How to solve the equation $k = \frac{dv}{dt}(a + 2\int_0^t v(\tau) d\tau)^2$ I've been struggling a little on this problem for a while. I'm not sure what I'm missing. It goes like this:
$$k = \frac{dv}{dt}(a + 2\int_0^t v(\tau) d\tau)^2$$
Here $k, a$ are constants and $v, t$ represent velocity and time respectively. I want to know $v$ as a function of $t$. Is it possible to solve this? Any help would be appreciated!
 A: Set $V(t)=\int_0^tv(s)ds$. Then your equation reads as
$$
k=V''(a+2V)^2.
$$
this can be separated and integrated once
$$
V''=\frac{k}{(a+2V)^2}\implies V'^2=c-\frac{k}{a+2V}.
$$
In principle you can now apply separation again, the resulting integral with square root might be difficult or impossible to solve.
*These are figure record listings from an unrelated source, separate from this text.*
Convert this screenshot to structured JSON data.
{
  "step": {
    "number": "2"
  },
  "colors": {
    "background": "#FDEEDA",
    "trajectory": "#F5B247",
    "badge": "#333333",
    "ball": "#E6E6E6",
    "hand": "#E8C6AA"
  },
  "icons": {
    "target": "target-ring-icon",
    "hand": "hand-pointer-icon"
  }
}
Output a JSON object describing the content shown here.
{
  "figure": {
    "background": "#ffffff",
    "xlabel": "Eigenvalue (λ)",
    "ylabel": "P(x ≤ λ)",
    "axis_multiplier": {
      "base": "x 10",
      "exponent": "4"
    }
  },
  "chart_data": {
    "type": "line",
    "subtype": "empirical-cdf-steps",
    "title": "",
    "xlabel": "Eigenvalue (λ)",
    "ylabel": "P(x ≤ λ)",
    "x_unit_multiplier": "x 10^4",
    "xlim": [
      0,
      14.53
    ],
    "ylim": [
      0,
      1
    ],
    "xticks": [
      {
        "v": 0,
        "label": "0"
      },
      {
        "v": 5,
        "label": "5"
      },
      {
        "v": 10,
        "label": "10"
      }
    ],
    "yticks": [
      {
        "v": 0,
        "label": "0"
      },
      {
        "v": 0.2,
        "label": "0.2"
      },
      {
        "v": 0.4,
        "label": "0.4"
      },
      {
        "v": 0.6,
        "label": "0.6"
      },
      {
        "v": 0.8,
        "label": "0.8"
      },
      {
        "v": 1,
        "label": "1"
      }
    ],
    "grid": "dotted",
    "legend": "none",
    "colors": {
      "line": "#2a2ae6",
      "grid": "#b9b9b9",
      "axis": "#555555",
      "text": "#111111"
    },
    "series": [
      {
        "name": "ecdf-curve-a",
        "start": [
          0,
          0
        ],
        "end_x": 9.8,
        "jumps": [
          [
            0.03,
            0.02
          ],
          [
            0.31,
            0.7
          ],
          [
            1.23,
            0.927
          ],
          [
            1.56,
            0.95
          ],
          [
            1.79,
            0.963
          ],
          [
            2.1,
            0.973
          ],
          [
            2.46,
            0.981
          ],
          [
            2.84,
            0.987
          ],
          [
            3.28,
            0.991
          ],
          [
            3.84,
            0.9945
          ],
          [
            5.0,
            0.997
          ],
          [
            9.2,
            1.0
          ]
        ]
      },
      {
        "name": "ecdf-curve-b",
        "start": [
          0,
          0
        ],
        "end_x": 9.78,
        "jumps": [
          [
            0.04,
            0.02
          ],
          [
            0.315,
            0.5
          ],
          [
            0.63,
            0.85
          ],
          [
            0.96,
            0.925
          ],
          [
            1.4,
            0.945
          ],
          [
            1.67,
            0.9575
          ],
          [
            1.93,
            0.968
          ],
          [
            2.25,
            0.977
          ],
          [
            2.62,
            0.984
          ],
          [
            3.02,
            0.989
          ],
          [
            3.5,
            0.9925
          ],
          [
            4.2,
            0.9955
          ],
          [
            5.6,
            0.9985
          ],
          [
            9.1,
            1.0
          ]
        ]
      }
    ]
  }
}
A: If $v$ is velocity and is given by $v=\frac{ds}{dt}$ then
$$\int_0^tv(\tau)d\tau=\int_0^t\frac{ds}{d\tau}d\tau$$
By the fundamental theorem of calculus and Leibniz's rule:
$$\int_0^t\frac{ds}{dt}d\tau=\frac{d}{dt}\int_0^tsd\tau=\frac{d}{dt}st=s$$
Note: We are only allowed to do this because these specific limits of integration(zero at the left part, variable/parameter on the right part)
Substituting back in the original equation:
Which is 1st order in $v$
$$k=\frac{dv}{dt}(a+2s)^2$$
But because $v$ depends on $s$ we need to integrate it wrt. to $s$, then it's a 2nd order linear ODE:
$$k=\frac{d^2s}{dt^2}(a+2s)^2$$
$$\iint kdtdt=\iint(a+2s)^2dsds$$
$$k\frac{t^2}{2}=\int \frac{(a+2s)^3}{3a}ds+C=\frac{(a+2s)^4}{4a^2}+C$$
Now solve for $s$ and differentiate wrt. $t$ get back your solution to $v$.
Why doesn't distance depend on time?
To OP: try going through each step, i'll leave you to differentiate it on your own. Tell me if you got stuck.